Chegou Albertino Curto, Curto do lado minhoto dos bigodes do pai e curto de dimensao, graças às pernas de alicate que nunca cresceram muito, nem lhe permitiram aspirar a grandes voos. Albertino Curto, pequeno de nome e de comprimento, sempre foi grande em fanfarronice e ginga nas palavras. As miúdas enrolava-as como aos cigarros, rapidinho e direitinho, sem hipótese de falhar. Aos rapazes e gabarolas dava-lhes uma volta de três em pipa, com letras que nem percebiam, palavras que aspirava antes de as soltar, passando por erudito ou gingão lá à beira da ponte do Lima, onde tantos o conheceram e viram a não crescer.
O pai e a avó Cremilde agoiravam-lhe grande futuro; futuro esse que foi diminuindo à medida que não o viam crescer. Foi assim que o Albertino Curto, que seria o grande da família, passou de doutorado falador a engraxador de sapatos quando aos 18 ainda perdia mais tempo com os cigarros do que com a vinha. A avó juntou o pouco que tinha, investiu no futuro negócio da família e despejou a pesada caixa de madeira para o colo do Albertino que se sentiu mais Curto do que nunca.
Albertino encheu-se de brios. Pegou na pesada herança em vida que a avó lhe atribuíra e disse alto e bom som que ia fazer-se a estrada, que não estava para esta desconsideração pelo seu estatuto de bem posto e bem falante pimpão. Arrumou-se, mais a sua caixa, na camioneta do velho Coronel Leopoldo, que nunca ninguém descobriu, nem sequer desconfiou, onde ganhou as divisas e pediu-lhe «siga para a cidade, aquela maior de todas onde as luzes brilham mais altas e todos são grandes em tamanho e nome». O coronel encolheu os ombros e não ligou a tanta falta de tino, era a sua viagem mensal a Lisboa e toda a vila o sabia.

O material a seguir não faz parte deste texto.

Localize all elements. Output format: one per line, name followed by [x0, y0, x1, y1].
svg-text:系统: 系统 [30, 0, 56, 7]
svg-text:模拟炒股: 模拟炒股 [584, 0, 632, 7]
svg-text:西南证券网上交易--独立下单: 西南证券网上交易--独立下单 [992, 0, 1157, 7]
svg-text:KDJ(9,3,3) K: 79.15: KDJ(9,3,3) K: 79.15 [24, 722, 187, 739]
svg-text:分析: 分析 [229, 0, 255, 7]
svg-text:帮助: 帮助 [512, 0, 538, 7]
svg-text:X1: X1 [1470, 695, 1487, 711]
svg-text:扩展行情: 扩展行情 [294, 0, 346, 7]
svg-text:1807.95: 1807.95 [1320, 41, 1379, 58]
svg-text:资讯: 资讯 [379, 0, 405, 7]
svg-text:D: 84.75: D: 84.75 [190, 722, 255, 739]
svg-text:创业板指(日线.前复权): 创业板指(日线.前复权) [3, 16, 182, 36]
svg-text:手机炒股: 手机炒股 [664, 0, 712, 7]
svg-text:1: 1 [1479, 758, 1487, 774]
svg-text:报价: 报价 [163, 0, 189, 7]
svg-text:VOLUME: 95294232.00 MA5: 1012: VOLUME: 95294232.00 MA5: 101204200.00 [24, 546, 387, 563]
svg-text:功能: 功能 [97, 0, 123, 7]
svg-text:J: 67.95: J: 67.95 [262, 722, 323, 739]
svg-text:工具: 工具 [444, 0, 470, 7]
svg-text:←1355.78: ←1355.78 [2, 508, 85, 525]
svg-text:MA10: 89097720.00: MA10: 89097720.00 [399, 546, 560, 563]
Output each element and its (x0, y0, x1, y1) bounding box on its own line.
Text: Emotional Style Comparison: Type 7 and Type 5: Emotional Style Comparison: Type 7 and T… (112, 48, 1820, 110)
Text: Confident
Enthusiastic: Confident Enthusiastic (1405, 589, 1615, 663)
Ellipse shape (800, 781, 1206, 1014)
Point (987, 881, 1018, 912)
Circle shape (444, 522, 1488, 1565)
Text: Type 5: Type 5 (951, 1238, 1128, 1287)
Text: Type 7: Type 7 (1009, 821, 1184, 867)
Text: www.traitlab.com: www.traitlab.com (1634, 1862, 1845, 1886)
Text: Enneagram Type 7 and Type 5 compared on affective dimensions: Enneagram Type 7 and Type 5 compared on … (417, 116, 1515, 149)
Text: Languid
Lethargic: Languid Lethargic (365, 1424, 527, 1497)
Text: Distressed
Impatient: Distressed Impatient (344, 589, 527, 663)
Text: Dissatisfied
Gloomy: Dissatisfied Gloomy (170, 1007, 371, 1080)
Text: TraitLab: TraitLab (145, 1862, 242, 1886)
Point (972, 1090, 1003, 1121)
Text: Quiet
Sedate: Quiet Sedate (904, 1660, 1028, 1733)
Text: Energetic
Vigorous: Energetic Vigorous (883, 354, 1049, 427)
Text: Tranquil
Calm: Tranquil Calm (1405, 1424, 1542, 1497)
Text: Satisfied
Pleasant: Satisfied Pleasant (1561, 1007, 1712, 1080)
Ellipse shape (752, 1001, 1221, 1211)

Foi assim que Albertino, hoje, tantos 50 anos depois, se vê a chegar mais um dia ao centro comercial, xopingue como ouve as madames dizerem pelos corredores enquanto gritam com os miúdos que cada ano fazem mais barulho e gritam mais alto que o próprio Curto, nome que lhe ficou para sempre desde que chegara a cidade maior. Levara porrada de tantos e todos, até se diminuir à sua condição de baixeza e portar-se de acordo, mas sempre com um Albertino grande de mais dentro dele que nunca o deixou voltar ao Minho e assumir o fracasso da sua desventura.
De há uns anos para cá todos os dias vê passar uma madame pesadona, de pernas e mãos largas, camisa branca aprumada e sapatinho de mocassin engraxado. Nestes tempos em que ninguém olha sequer para os sapatos para ver a vergonha em que se passeiam, foram aqueles sapatinhos rebrilhantes que começaram a prender-lhe a atenção. Os olhos daquela matrona pesadona levavam-no de volta aos tempos de grandeza, encostado à ponte de pedra, enrolando o tabaco entre os dedos, enquanto enrolava também a Rosinha das tranças pretas com quem se perdeu uma e outra vez atrás das arvores da quinta grande onde a moreninha trabalhava com os pais. Mas não devia ser esta. Ela ate já o olhara nas rugas e na cara e não o reconheceu. Se fosse ela lembrar-se-ia dos sorrisos com que se desfazia à sombra dos verbos bem falantes do grande Albertino Curto. Impossível esquecer.
Então via-se reflectido na montra em frente. Via um velho pequeno e seco, enfiado numa roupa demasiado coçada para ser ainda cinzenta, de escova e lata na mão, sentado na herança da avó. Não podia deixar de sorrir um sorriso triste e pensar para si «Eis Albertino Curto, parco em tamanho, mas sobejante em sonho e em mundo».